Former Bush Press Secretary Dana Perino responded to Salazar’s decision with a “Well now”:
Well now. I remember what happened when we made our announcement…. Where is the outrage and the letters from Senator Boxer and Congressman Waxman decrying the Friday afternoon release, calling for investigations and alleging manipulation of the science and the law? Where are the press releases and lawsuits from the environmental groups? Where are the two people who dressed up as polar bears and crashed Sen. Kempthorne’s press conference? Where are the breathless and indignant above-the-fold, page one newspaper stories? And the cute photos of the polar bears standing on floating ice floes?
Perino spoke too soon, because much of that outrage has materialized, but she is right about one thing: it’s disconcerting to see the Administration in fleeting agreement with the likes of Sarah Palin (who tweeted her approval), the Editorial Bored at the Fairbanks Daily News-Miner (who called it sensible), or any of the oil junkies in the Bush Administration. But while the rule remains the same, it has a different context in 2009 than it had in 2008.

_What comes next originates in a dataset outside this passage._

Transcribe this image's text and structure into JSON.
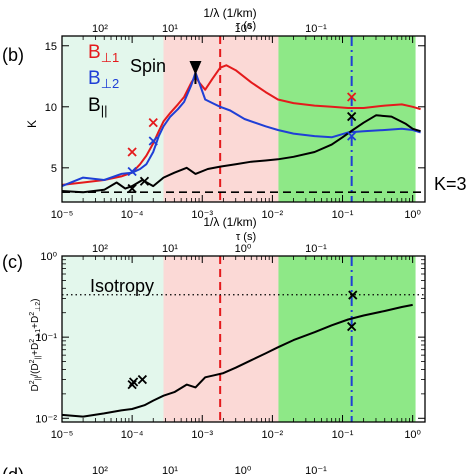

In 2008 it was part of a strategy of global warming denial, avoidance, and exacerbation. In 2009, it’s part of a strategy that has already done more to address climate change than has ever been done before, some of it in the stimulus bill, some of it in the budget, some of it in regulation: establishment of carbon dioxide as a pollutant, stricter fuel-efficiency standards for cars and ships, unprecedented funding for energy efficiency, alternative energy, high-speed rail, green buildings, hybrid cars….
When this Administration says it has a better approach to climate change, it might. If it finds lifting the rule unhelpful, maybe that’s because it is unhelpful. It can revisit the rule if polar bears take a sudden turn, or if the Administration becomes empowered by science or politics to prove the causal connection between the peril of individual polar bears and the emissions from individual projects from Kilauea to Tallahassee.
When Greenpeace urges people to “Call Sec. Salazar and tell him you are disappointed he has caved to industry pressure,” it doesn’t help polar bears. It just makes Dana Perino happy.
So cool your jets, polar bear fans. Put it on ice.